Data-driven deep density estimation
This method addresses the need for continuous models from discrete observations in various data analysis tasks, such as population data analysis or 3D scene reconstruction, and is incremental as it builds on deep learning approaches for density estimation.
The paper tackles the problem of density estimation from discrete samples by introducing a data-driven deep density estimation (DDE) method that infers probability density functions accurately and efficiently, independent of domain dimensionality or sample size, without requiring access to the original PDF during estimation.
Density estimation plays a crucial role in many data analysis tasks, as it infers a continuous probability density function (PDF) from discrete samples. Thus, it is used in tasks as diverse as analyzing population data, spatial locations in 2D sensor readings, or reconstructing scenes from 3D scans. In this paper, we introduce a learned, data-driven deep density estimation (DDE) to infer PDFs in an accurate and efficient manner, while being independent of domain dimensionality or sample size.

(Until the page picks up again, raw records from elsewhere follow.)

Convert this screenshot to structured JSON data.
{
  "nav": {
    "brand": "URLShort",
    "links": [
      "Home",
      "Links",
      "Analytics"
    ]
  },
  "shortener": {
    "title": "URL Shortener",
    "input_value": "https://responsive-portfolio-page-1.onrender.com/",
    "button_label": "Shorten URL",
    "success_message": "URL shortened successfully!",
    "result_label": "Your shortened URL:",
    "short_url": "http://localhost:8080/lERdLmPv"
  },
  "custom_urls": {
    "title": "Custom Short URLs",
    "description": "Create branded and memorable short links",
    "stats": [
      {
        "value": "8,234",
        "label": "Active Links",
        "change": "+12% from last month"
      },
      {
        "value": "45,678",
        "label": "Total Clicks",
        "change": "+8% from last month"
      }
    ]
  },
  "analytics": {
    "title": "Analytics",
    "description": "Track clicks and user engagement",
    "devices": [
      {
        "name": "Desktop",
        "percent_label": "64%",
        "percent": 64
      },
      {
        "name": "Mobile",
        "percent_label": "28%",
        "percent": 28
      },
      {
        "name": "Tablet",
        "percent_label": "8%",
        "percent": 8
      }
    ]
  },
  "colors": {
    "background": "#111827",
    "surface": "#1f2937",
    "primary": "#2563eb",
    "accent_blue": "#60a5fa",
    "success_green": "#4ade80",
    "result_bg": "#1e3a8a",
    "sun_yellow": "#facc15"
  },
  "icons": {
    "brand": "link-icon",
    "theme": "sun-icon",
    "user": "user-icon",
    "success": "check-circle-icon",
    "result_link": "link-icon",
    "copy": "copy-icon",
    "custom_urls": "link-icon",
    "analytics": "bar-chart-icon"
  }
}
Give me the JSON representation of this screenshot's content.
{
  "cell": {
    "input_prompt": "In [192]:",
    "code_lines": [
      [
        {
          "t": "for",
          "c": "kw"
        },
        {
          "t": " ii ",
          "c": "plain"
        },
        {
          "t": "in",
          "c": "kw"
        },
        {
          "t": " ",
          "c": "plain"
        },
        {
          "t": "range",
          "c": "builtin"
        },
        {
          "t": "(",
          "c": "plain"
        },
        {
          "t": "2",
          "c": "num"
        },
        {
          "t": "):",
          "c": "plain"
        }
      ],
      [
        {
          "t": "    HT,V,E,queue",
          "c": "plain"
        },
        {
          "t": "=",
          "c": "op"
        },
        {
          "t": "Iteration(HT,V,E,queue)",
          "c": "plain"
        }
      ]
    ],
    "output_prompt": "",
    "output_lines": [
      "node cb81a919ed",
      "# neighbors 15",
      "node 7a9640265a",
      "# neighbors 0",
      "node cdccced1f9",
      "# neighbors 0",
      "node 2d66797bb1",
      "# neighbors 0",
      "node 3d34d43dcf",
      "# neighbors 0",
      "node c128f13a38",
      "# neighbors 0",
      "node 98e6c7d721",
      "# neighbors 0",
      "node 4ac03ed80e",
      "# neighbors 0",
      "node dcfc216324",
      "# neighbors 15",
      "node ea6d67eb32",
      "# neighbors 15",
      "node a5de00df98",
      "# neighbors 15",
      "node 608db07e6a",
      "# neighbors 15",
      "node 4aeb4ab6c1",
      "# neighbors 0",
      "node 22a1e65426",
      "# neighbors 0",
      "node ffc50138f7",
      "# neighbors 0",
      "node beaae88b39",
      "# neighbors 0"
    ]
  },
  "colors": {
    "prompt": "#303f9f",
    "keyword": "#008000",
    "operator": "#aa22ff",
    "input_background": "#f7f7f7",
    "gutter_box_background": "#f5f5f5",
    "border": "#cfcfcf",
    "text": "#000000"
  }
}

Furthermore, we do not require access to the original PDF during estimation, neither in parametric form, nor as priors, or in the form of many samples. This is enabled by training an unstructured convolutional neural network on an infinite stream of synthetic PDFs, as unbound amounts of synthetic training data generalize better across a deck of natural PDFs than any natural finite training data will do. Thus, we hope that our publicly available DDE method will be beneficial in many areas of data analysis, where continuous models are to be estimated from discrete observations.